MUMBAI (Reuters) - Athletes will not feel 100% safe until a vaccine for the novel coronavirus is available and the U.S. Open should only proceed if all qualified players are able to travel to the Grand Slam, American doubles specialist Rajeev Ram has said.
Professional tennis was suspended in early March as countries went into lockdown to contain the spread of the virus and the season will not resume until early August.
Wimbledon was cancelled for the first time since World War Two while the French Open was postponed to September.

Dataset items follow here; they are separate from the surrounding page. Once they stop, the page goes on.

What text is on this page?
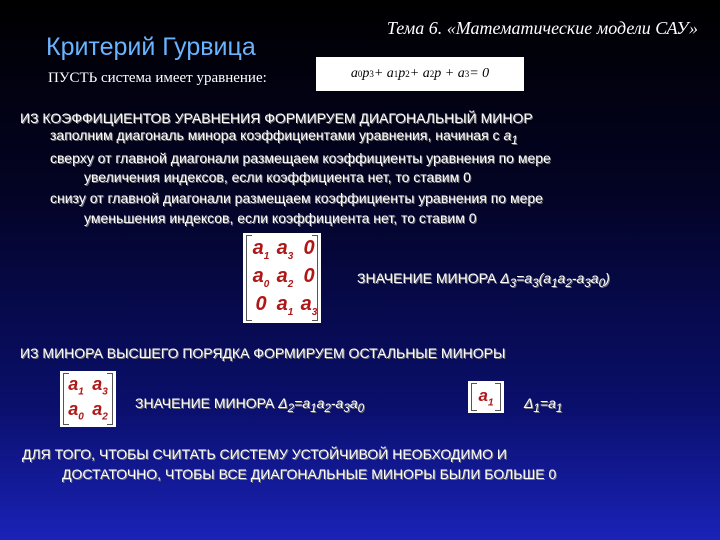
Тема 6. «Математические модели САУ»
Критерий Гурвица
ПУСТЬ система имеет уравнение:	a 0 p 3 + a 1 p 2 + a 2 p + a 3 = 0
ИЗ КОЭФФИЦИЕНТОВ УРАВНЕНИЯ ФОРМИРУЕМ ДИАГОНАЛЬНЫЙ МИНОР
заполним диагональ минора коэффициентами уравнения, начиная с $a_1$
сверху от главной диагонали размещаем коэффициенты уравнения по мере
увеличения индексов, если коэффициента нет, то ставим 0
снизу от главной диагонали размещаем коэффициенты уравнения по мере
уменьшения индексов, если коэффициента нет, то ставим 0
$a_1$ $a_3$ 0
$a_0$ $a_2$ 0
0 $a_1$ $a_3$
ЗНАЧЕНИЕ МИНОРА $\Delta_3=a_3(a_1a_2-a_3a_0)$
ИЗ МИНОРА ВЫСШЕГО ПОРЯДКА ФОРМИРУЕМ ОСТАЛЬНЫЕ МИНОРЫ
$a_1$ $a_3$
$a_0$ $a_2$
ЗНАЧЕНИЕ МИНОРА $\Delta_2=a_1a_2-a_3a_0$
$a_1$ $\Delta_1=a_1$
ДЛЯ ТОГО, ЧТОБЫ СЧИТАТЬ СИСТЕМУ УСТОЙЧИВОЙ НЕОБХОДИМО И
ДОСТАТОЧНО, ЧТОБЫ ВСЕ ДИАГОНАЛЬНЫЕ МИНОРЫ БЫЛИ БОЛЬШЕ 0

Organisers of the U.S. Open, which is scheduled to begin at the end of August in New York, are continuing with their plans for the hardcourt Grand Slam and a decision is expected to be taken this month.
“I don’t see players feeling 100% safe without a vaccine because there would always be a risk of contracting the virus,” Ram, who won his first Grand Slam men’s doubles title at the Australian Open this year, told WION TV.
“The virus is so contagious and in any kind of sport, athletes are always in close contact with their peers ... There is always going to be a risk without a vaccine.
“I don’t think the U.S. open or any event will take place if a certain number of players feel uncomfortable or unsafe while playing.”
Media reports have said the United States Tennis Association is considering flying players in by chartered flights and hosting the tournament with no fans in attendance.
“We can’t have the U.S. Open until everyone who has qualified for the event is in a position to travel to the event, until that happens we are going to be at a standstill,” said Ram, who also won the Olympic silver in mixed doubles in 2016.
“For the tournament to take place, a safe and secure environment must be created and the competition should also be fair on all tennis players.”